When Thomas saw himself deprived of the diamond he had found, he was

much vexed; and most probably so also was John Stockton, who had lost


Then Thomas requested all the company, except their host, to return to

the house where they had breakfasted, and he would give them a dinner in

order that they might hear how the diamond had come into his hands,

to which they all agreed. And whilst the dinner was being prepared,

he related the conversation he had had with his hostess, how she had

appointed him an hour for him to visit her, whilst her husband was out

with the watch, and how the diamond was found.
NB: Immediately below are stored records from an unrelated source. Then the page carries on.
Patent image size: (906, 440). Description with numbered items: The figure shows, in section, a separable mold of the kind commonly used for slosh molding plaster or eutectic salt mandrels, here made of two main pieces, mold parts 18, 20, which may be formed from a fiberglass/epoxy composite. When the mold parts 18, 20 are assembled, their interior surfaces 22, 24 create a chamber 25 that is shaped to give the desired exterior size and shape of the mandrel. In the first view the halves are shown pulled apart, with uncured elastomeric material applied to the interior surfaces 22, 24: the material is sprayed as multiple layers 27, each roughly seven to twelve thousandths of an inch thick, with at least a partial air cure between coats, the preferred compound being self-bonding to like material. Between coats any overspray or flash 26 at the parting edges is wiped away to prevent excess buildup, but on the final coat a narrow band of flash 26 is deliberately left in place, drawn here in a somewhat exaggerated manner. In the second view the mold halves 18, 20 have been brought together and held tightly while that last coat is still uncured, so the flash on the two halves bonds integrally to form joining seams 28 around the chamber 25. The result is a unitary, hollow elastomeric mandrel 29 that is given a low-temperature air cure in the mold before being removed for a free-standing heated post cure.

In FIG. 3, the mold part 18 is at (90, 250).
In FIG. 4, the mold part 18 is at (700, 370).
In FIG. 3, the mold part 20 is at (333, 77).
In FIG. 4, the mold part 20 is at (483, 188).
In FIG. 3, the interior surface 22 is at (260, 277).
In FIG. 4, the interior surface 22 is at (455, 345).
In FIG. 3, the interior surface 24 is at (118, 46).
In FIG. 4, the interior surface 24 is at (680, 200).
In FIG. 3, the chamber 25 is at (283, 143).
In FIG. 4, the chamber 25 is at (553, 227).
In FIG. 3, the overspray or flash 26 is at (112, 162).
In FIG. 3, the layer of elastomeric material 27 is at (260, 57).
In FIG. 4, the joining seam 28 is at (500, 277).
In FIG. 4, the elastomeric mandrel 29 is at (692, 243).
When John Stockton heard this he was astonished, and declared that

exactly the same had occurred to him, and on the same night, and that

he was convinced that he must have dropped his diamond where Thomas had

found it, and that it was far worse for him to lose it than it was for

Thomas, for it had cost him dear, whereas Thomas had lost nothing.

To which Thomas replied that he ought not to complain that their host

had adjudged it to be his, considering what their hostess had had to

suffer, and that he (John) had had first innings, whilst Thomas had had

to act as his page or squire, and come after him.

So John Stockton was tolerably reconciled to the loss of his ring, since

he could not otherwise help it. And all those who were present laughed

loudly at the story of this adventure; and after they had all dined,

each returned whithersoever he wished.